Bandiera Bianca

Il rugby femminile e l'intimo che colma il salary gap

Antonio Gurrado

La pubblicità inglese che ha coinvolto delle rugbiste in lingerie ha suscitato pubblica indignazione. E si è tornati a parlare di differenze retributive tra uomini e donne. E allora Beckham?

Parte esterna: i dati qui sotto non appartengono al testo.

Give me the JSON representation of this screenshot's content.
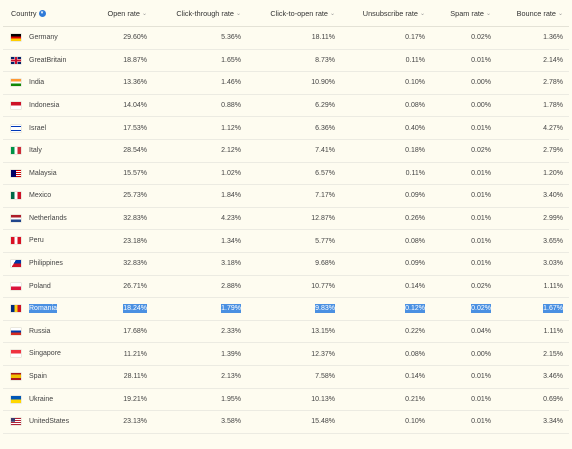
{
  "table": {
    "headers": {
      "country": "Country",
      "open_rate": "Open rate",
      "click_through_rate": "Click-through rate",
      "click_to_open_rate": "Click-to-open rate",
      "unsubscribe_rate": "Unsubscribe rate",
      "spam_rate": "Spam rate",
      "bounce_rate": "Bounce rate"
    },
    "rows": [
      {
        "country": "Germany",
        "flag": "flag-germany",
        "open": "29.60%",
        "ctr": "5.36%",
        "ctor": "18.11%",
        "unsub": "0.17%",
        "spam": "0.02%",
        "bounce": "1.36%"
      },
      {
        "country": "GreatBritain",
        "flag": "flag-great-britain",
        "open": "18.87%",
        "ctr": "1.65%",
        "ctor": "8.73%",
        "unsub": "0.11%",
        "spam": "0.01%",
        "bounce": "2.14%"
      },
      {
        "country": "India",
        "flag": "flag-india",
        "open": "13.36%",
        "ctr": "1.46%",
        "ctor": "10.90%",
        "unsub": "0.10%",
        "spam": "0.00%",
        "bounce": "2.78%"
      },
      {
        "country": "Indonesia",
        "flag": "flag-indonesia",
        "open": "14.04%",
        "ctr": "0.88%",
        "ctor": "6.29%",
        "unsub": "0.08%",
        "spam": "0.00%",
        "bounce": "1.78%"
      },
      {
        "country": "Israel",
        "flag": "flag-israel",
        "open": "17.53%",
        "ctr": "1.12%",
        "ctor": "6.36%",
        "unsub": "0.40%",
        "spam": "0.01%",
        "bounce": "4.27%"
      },
      {
        "country": "Italy",
        "flag": "flag-italy",
        "open": "28.54%",
        "ctr": "2.12%",
        "ctor": "7.41%",
        "unsub": "0.18%",
        "spam": "0.02%",
        "bounce": "2.79%"
      },
      {
        "country": "Malaysia",
        "flag": "flag-malaysia",
        "open": "15.57%",
        "ctr": "1.02%",
        "ctor": "6.57%",
        "unsub": "0.11%",
        "spam": "0.01%",
        "bounce": "1.20%"
      },
      {
        "country": "Mexico",
        "flag": "flag-mexico",
        "open": "25.73%",
        "ctr": "1.84%",
        "ctor": "7.17%",
        "unsub": "0.09%",
        "spam": "0.01%",
        "bounce": "3.40%"
      },
      {
        "country": "Netherlands",
        "flag": "flag-netherlands",
        "open": "32.83%",
        "ctr": "4.23%",
        "ctor": "12.87%",
        "unsub": "0.26%",
        "spam": "0.01%",
        "bounce": "2.99%"
      },
      {
        "country": "Peru",
        "flag": "flag-peru",
        "open": "23.18%",
        "ctr": "1.34%",
        "ctor": "5.77%",
        "unsub": "0.08%",
        "spam": "0.01%",
        "bounce": "3.65%"
      },
      {
        "country": "Philippines",
        "flag": "flag-philippines",
        "open": "32.83%",
        "ctr": "3.18%",
        "ctor": "9.68%",
        "unsub": "0.09%",
        "spam": "0.01%",
        "bounce": "3.03%"
      },
      {
        "country": "Poland",
        "flag": "flag-poland",
        "open": "26.71%",
        "ctr": "2.88%",
        "ctor": "10.77%",
        "unsub": "0.14%",
        "spam": "0.02%",
        "bounce": "1.11%"
      },
      {
        "country": "Romania",
        "flag": "flag-romania",
        "open": "18.24%",
        "ctr": "1.79%",
        "ctor": "9.83%",
        "unsub": "0.12%",
        "spam": "0.02%",
        "bounce": "1.67%"
      },
      {
        "country": "Russia",
        "flag": "flag-russia",
        "open": "17.68%",
        "ctr": "2.33%",
        "ctor": "13.15%",
        "unsub": "0.22%",
        "spam": "0.04%",
        "bounce": "1.11%"
      },
      {
        "country": "Singapore",
        "flag": "flag-singapore",
        "open": "11.21%",
        "ctr": "1.39%",
        "ctor": "12.37%",
        "unsub": "0.08%",
        "spam": "0.00%",
        "bounce": "2.15%"
      },
      {
        "country": "Spain",
        "flag": "flag-spain",
        "open": "28.11%",
        "ctr": "2.13%",
        "ctor": "7.58%",
        "unsub": "0.14%",
        "spam": "0.01%",
        "bounce": "3.46%"
      },
      {
        "country": "Ukraine",
        "flag": "flag-ukraine",
        "open": "19.21%",
        "ctr": "1.95%",
        "ctor": "10.13%",
        "unsub": "0.21%",
        "spam": "0.01%",
        "bounce": "0.69%"
      },
      {
        "country": "UnitedStates",
        "flag": "flag-united-states",
        "open": "23.13%",
        "ctr": "3.58%",
        "ctor": "15.48%",
        "unsub": "0.10%",
        "spam": "0.01%",
        "bounce": "3.34%"
      }
    ],
    "selected_row": "Romania",
    "sort_icon": "sort-chevron-icon",
    "active_sort_icon": "sort-active-icon"
  }
}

Per quanto poco, ebbene sì, segua il rugby femminile, non mi è sfuggita la pubblicità di una ditta di lingerie che vede protagoniste alcune atlete della nazionale inglese. E non perché io sia talmente annoiato da dover speziare la mia vita con le evoluzioni postmoderne del catalogo Postalmarket, quanto meno non solo; ma perché, oltremanica, la trovata è stata travolta da un’ondata di indignazione arrivata perfino a lambirmi gli alluci.

  

 

In sostanza viene recriminato che le atlete, rugbiste o meno, vengano pagate meno dei colleghi maschi; se guadagnassero uguale, è l’argomentazione, non sarebbero costrette a mostrare tette e culi in biancheria sexy. Inoppugnabile ragionamento, cui non posso che aggiungere un dato ulteriore: sono abbastanza vecchio da ricordare i tempi in cui anche i calciatori maschi erano ridotti all’indigenza, e volenti o nolenti si vedevano costretti a campeggiare sui cartelloni pubblicitari come modelli in mutande, pur di sbarcare il lunario. Per esempio, David Beckham.